BD - Au coeur de Fukushima de Kazuto Tatsuta (2016)
Voilà un manga bien atypique, en 3 tomes qui nous permet de mieux mesurer ce qu’a été la catastrophe de la centrale de Fukushima Daichi.
Il ne s’agit pas d’une fiction mais d’une sorte de journal de bord d’un travailleur de la centrale APRES la catastrophe. En effet, Kazuto Tatstuta est un pseudonyme mais c’est lui seul qui dessine. Il a été volontaire pour aller travailler à la décontamination du site, de 2011 à 2014, plutôt que de continuer dans des petits boulots. Ce n’était même pas pour l’appât du gain mais parce que pour lui c’était un acte citoyen.
Ayant connu le milieu du nucléaire, j’en ai une vision un peu biaisée et très différente de l’auteur. J’en connais notamment les risques et dangers dans l’exploitation, pas seulement pour ceux qui y travaillent. Tatsuta n’émet ici aucune critique envers TepCo (l’exploitant) ou la myriade de sous-traitants. Il reste factuel, presque clinique dans sa description méticuleuse du quotidien. Il va répéter souvent toutes les procédures, les équipements les habillages et déshabillages, les contrôles pour préserver la santé. A l’heure où la France commence à peine à démanteler une centrale, cela permet de comprendre un peu mieux la difficulté du problème.
En effet, un ouvrier de centrale a droit à une dose annuelle, c’est à dire un suivi où l’on ajoute les doses reçues quotidiennement et mesurées par le dosimètre en Sievert (en milli ou micro plutôt). Il y a une limite fixée de manière journalière ce qui limite le temps d’intervention, notamment dans les zones à risque. Donc pour exécuter une tâche, il n’y a parfois qu’une à deux heures, soit moins que le temps pris à se préparer et à venir sur place.
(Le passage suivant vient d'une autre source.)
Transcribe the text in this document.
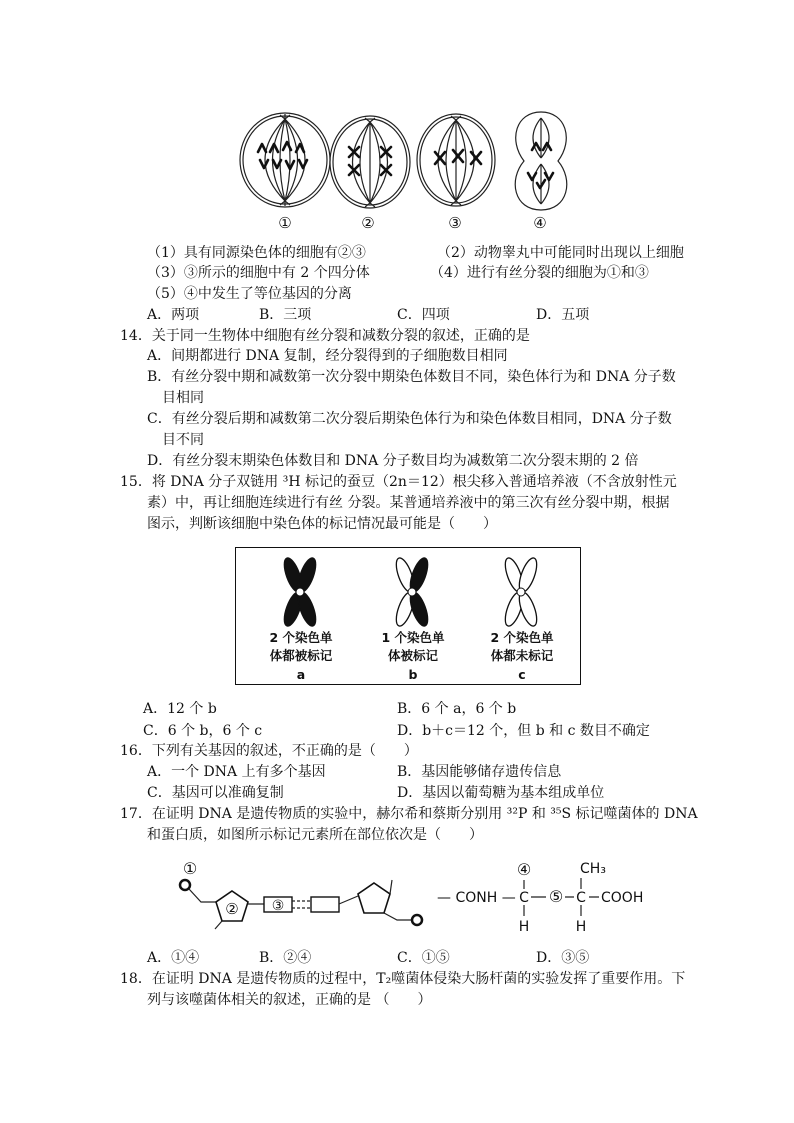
①	②	③	④
（1）具有同源染色体的细胞有②③	（2）动物睾丸中可能同时出现以上细胞
（3）③所示的细胞中有 2 个四分体	（4）进行有丝分裂的细胞为①和③
（5）④中发生了等位基因的分离
A．两项	B．三项	C．四项	D．五项
14．关于同一生物体中细胞有丝分裂和减数分裂的叙述，正确的是
A．间期都进行 DNA 复制，经分裂得到的子细胞数目相同
B．有丝分裂中期和减数第一次分裂中期染色体数目不同，染色体行为和 DNA 分子数
目相同
C．有丝分裂后期和减数第二次分裂后期染色体行为和染色体数目相同，DNA 分子数
目不同
D．有丝分裂末期染色体数目和 DNA 分子数目均为减数第二次分裂末期的 2 倍
15．将 DNA 分子双链用 ³H 标记的蚕豆（2n＝12）根尖移入普通培养液（不含放射性元
素）中，再让细胞连续进行有丝 分裂。某普通培养液中的第三次有丝分裂中期，根据
图示，判断该细胞中染色体的标记情况最可能是（　　）
2 个染色单
体都被标记
a
1 个染色单
体被标记
b
2 个染色单
体都未标记
c
A．12 个 b	B．6 个 a，6 个 b
C．6 个 b，6 个 c	D．b＋c＝12 个，但 b 和 c 数目不确定
16．下列有关基因的叙述，不正确的是（　　）
A．一个 DNA 上有多个基因	B．基因能够储存遗传信息
C．基因可以准确复制	D．基因以葡萄糖为基本组成单位
17．在证明 DNA 是遗传物质的实验中，赫尔希和蔡斯分别用 ³²P 和 ³⁵S 标记噬菌体的 DNA
和蛋白质，如图所示标记元素所在部位依次是（　　）
①
② ③	— CONH — C
④
⑤ C
CH₃
COOH
H	H
A．①④	B．②④	C．①⑤	D．③⑤
18．在证明 DNA 是遗传物质的过程中，T₂噬菌体侵染大肠杆菌的实验发挥了重要作用。下
列与该噬菌体相关的叙述，正确的是 （　　）
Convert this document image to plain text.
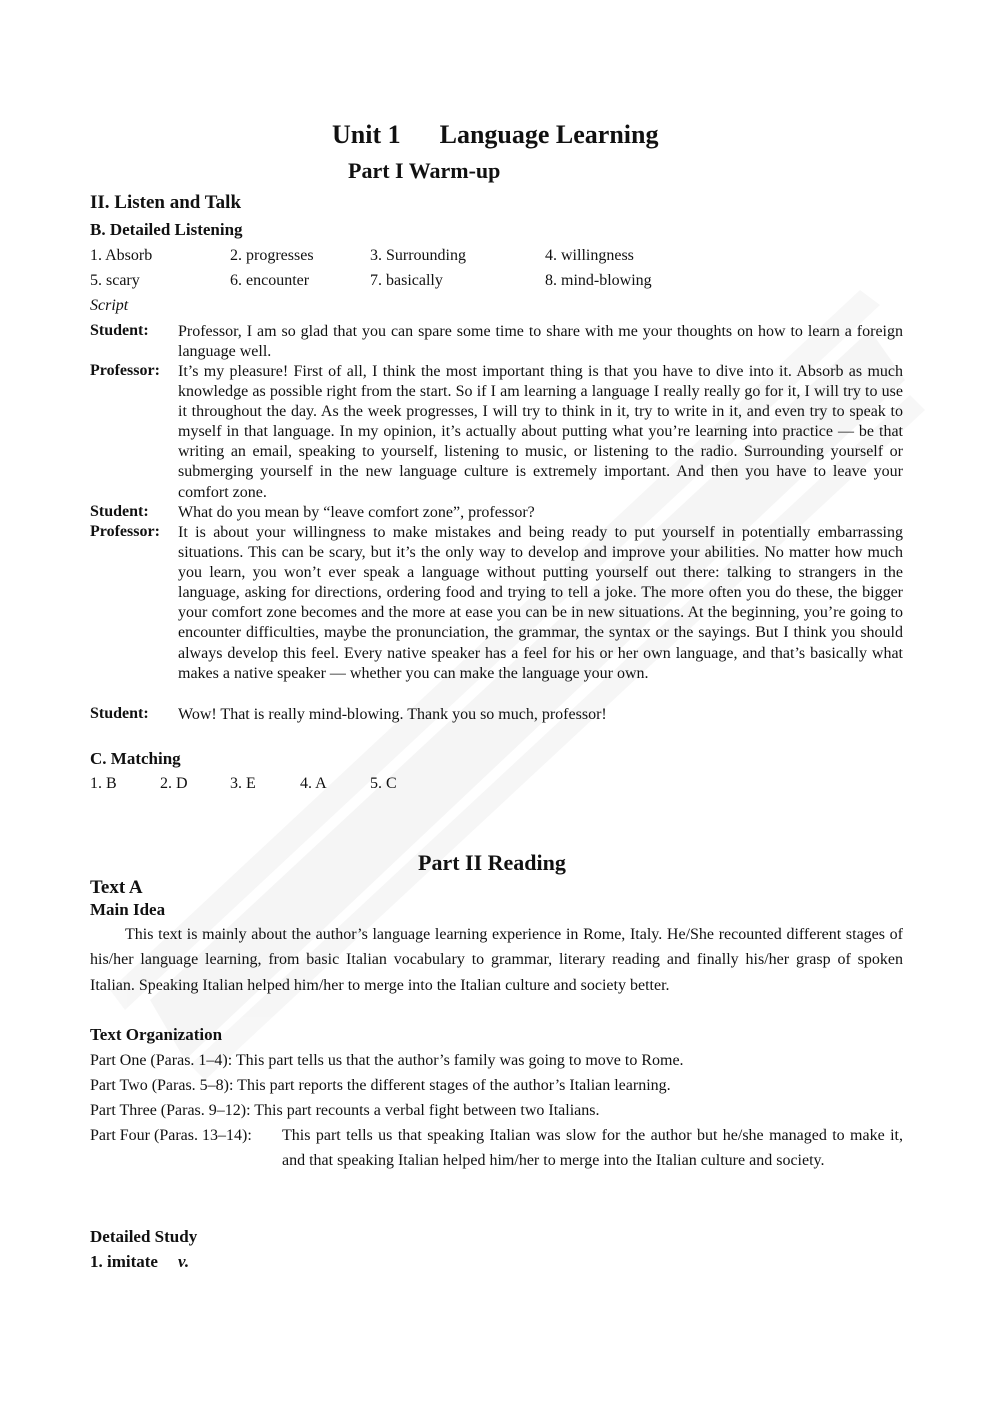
Unit 1      Language Learning
Part I Warm-up
II. Listen and Talk
B. Detailed Listening
1. Absorb	2. progresses	3. Surrounding	4. willingness
5. scary	6. encounter	7. basically	8. mind-blowing
Script
Student: Professor, I am so glad that you can spare some time to share with me your thoughts on how to learn a foreign language well.
Professor: It’s my pleasure! First of all, I think the most important thing is that you have to dive into it. Absorb as much knowledge as possible right from the start. So if I am learning a language I really really go for it, I will try to use it throughout the day. As the week progresses, I will try to think in it, try to write in it, and even try to speak to myself in that language. In my opinion, it’s actually about putting what you’re learning into practice — be that writing an email, speaking to yourself, listening to music, or listening to the radio. Surrounding yourself or submerging yourself in the new language culture is extremely important. And then you have to leave your comfort zone.
Student: What do you mean by “leave comfort zone”, professor?
Professor: It is about your willingness to make mistakes and being ready to put yourself in potentially embarrassing situations. This can be scary, but it’s the only way to develop and improve your abilities. No matter how much you learn, you won’t ever speak a language without putting yourself out there: talking to strangers in the language, asking for directions, ordering food and trying to tell a joke. The more often you do these, the bigger your comfort zone becomes and the more at ease you can be in new situations. At the beginning, you’re going to encounter difficulties, maybe the pronunciation, the grammar, the syntax or the sayings. But I think you should always develop this feel. Every native speaker has a feel for his or her own language, and that’s basically what makes a native speaker — whether you can make the language your own.
Student: Wow! That is really mind-blowing. Thank you so much, professor!
C. Matching
1. B	2. D	3. E	4. A	5. C
Part II Reading
Text A
Main Idea
This text is mainly about the author’s language learning experience in Rome, Italy. He/She recounted different stages of his/her language learning, from basic Italian vocabulary to grammar, literary reading and finally his/her grasp of spoken Italian. Speaking Italian helped him/her to merge into the Italian culture and society better.
Text Organization
Part One (Paras. 1–4): This part tells us that the author’s family was going to move to Rome.
Part Two (Paras. 5–8): This part reports the different stages of the author’s Italian learning.
Part Three (Paras. 9–12): This part recounts a verbal fight between two Italians.
Part Four (Paras. 13–14): This part tells us that speaking Italian was slow for the author but he/she managed to make it, and that speaking Italian helped him/her to merge into the Italian culture and society.
Detailed Study
1. imitate v.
Si on ajoute que ce sont parfois des sous-traitants de rang 3, 4 ou 5, on imagine aisément le coût de tout ce chantier. Tatsuta nous en montre tous les recoins, du personnel de contrôle à celui d’entretien en passant par les techniciens qui vont remettre en sécurité le site. Il a d’ailleurs eu un bon nombre de poste, progressant dans la hiérarchie des sous-traitants et dans son expertise.
N’attendez donc pas de l’aventure ou du suspens. Ici, nous sommes dans le journalisme, dans le reportage. Outre le discours plutôt pro-nucléaire à défaut d’être neutre, je regrette aussi une qualité de dessin très hétérogène. C’est sur que c’est difficile de capturer toutes ces scènes sans pouvoir prendre de photo ou faire de dessin sur place avec ces équipements. Il y a clairement des choses qu’il ne maîtrise pas (les voitures par exemple vont du réalise au caricatural). Ce n’est pas si grave car l’essentiel n’est pas là. Il y a cette solidarité et cette cohésion toute japonaise, cette rigueur malgré les difficultés. Lui qui espérait un climat plus clément qu’à Tokyo, il se retrouve vite dans une fournaise, surtout sous cette couche de combinaisons et masques hermétiques. J’en ai eu à peine l’apperçu en portant des combinaisons chimiques en manœuvres militaires…
Pour qui s’intéresse au sujet du nucléaire, des dangers, du démantèlement, c’est un indispensable. Pour les autres, cela ne restera qu’un manga original mais ennuyeux, ou au mieux une curiosité.